"The First Rule of Holes is that when you are in one, you should stop digging. To keep right on doing what is already causing disastrous consequences is either insane or profoundly stupid." — Molly Ivins
Actually making the air that hangs over the Wasatch Front cleaner any time soon is going to be quite a reach. Even more so if state regulators allow anyone to do anything that makes it dirtier.
The Utah Air Quality Board Wednesday approved a set of standards that places some limits on industrial pollution and counts on federal action — specifically the stricter auto efficiency standards — for other good effects. But, as environmental activists and the U.S. Environmental Protection Agency rightly pointed out, the standards are far too forgiving of some other industrial processes.

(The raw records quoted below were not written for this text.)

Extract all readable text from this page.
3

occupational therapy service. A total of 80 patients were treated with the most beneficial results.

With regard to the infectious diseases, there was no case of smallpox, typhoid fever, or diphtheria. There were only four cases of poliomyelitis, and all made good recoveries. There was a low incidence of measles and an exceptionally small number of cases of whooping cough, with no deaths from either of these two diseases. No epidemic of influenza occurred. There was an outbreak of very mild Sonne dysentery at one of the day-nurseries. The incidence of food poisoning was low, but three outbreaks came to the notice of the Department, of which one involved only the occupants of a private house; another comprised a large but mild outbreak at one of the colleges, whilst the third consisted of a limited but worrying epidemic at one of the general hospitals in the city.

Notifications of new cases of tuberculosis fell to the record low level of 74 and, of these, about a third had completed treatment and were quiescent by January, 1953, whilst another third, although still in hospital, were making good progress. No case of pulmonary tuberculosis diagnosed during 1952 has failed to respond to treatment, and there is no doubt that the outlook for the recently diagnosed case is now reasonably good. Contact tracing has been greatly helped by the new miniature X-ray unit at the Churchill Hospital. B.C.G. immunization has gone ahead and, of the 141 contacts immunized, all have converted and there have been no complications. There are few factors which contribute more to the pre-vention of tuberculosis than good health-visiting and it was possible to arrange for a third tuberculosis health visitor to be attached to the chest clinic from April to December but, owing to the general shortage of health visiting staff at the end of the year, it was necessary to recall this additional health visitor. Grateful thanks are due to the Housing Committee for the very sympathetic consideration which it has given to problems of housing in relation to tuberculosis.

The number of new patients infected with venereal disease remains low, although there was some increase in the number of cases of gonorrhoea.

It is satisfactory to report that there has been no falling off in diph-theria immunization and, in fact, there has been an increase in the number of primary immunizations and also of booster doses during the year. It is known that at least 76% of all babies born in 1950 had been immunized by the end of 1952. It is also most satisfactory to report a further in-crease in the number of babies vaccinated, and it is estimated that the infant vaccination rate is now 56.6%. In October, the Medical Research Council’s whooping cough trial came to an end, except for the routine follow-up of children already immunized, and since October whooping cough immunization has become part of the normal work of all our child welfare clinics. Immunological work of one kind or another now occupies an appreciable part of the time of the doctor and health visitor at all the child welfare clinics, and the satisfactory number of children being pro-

The Utah State Implementation Plan, as approved, places some industrial machinery when it is starting up, shutting down or malfunctioning — all of which are dirtier processes than when they are humming along at normal speed — in a different regulatory category. That means the city that is often marked as having the worst air quality in the nation will see an overall increase in air pollution from those sources of 12 percent through the year 2019.
That’s enough to offset gains from some tighter rules on the area’s oil refineries. And it means that the state will, in the process of saving a handful of giant installations some money, shift the burden to smaller businesses and motorists.
Division of Air Quality officials say it isn’t as bad as it seems. They say there will be more rounds of regulations that will offer a chance to crack down further on all pollution sources. And they say that writing the rules as they have means that companies won’t be able to count past improvements toward future requirements.
At the same time, though, it is clear that the Air Quality Board has passed up a golden opportunity to require every pollution source in its jurisdiction to use the latest and most effective technologies and practices. Of course, as long as the board is chaired by an executive from big-time polluter Kennecott Utah Copper and includes, by law, several other industry representatives, it might be too much to expect that it would do otherwise.
We are told that barely 11 percent of the pollution in our air, particularly the PM2.5 particles that do so much damage to lungs and hearts, comes from big industry. But passing up an opportunity to clean up any source is irresponsible. And deadly.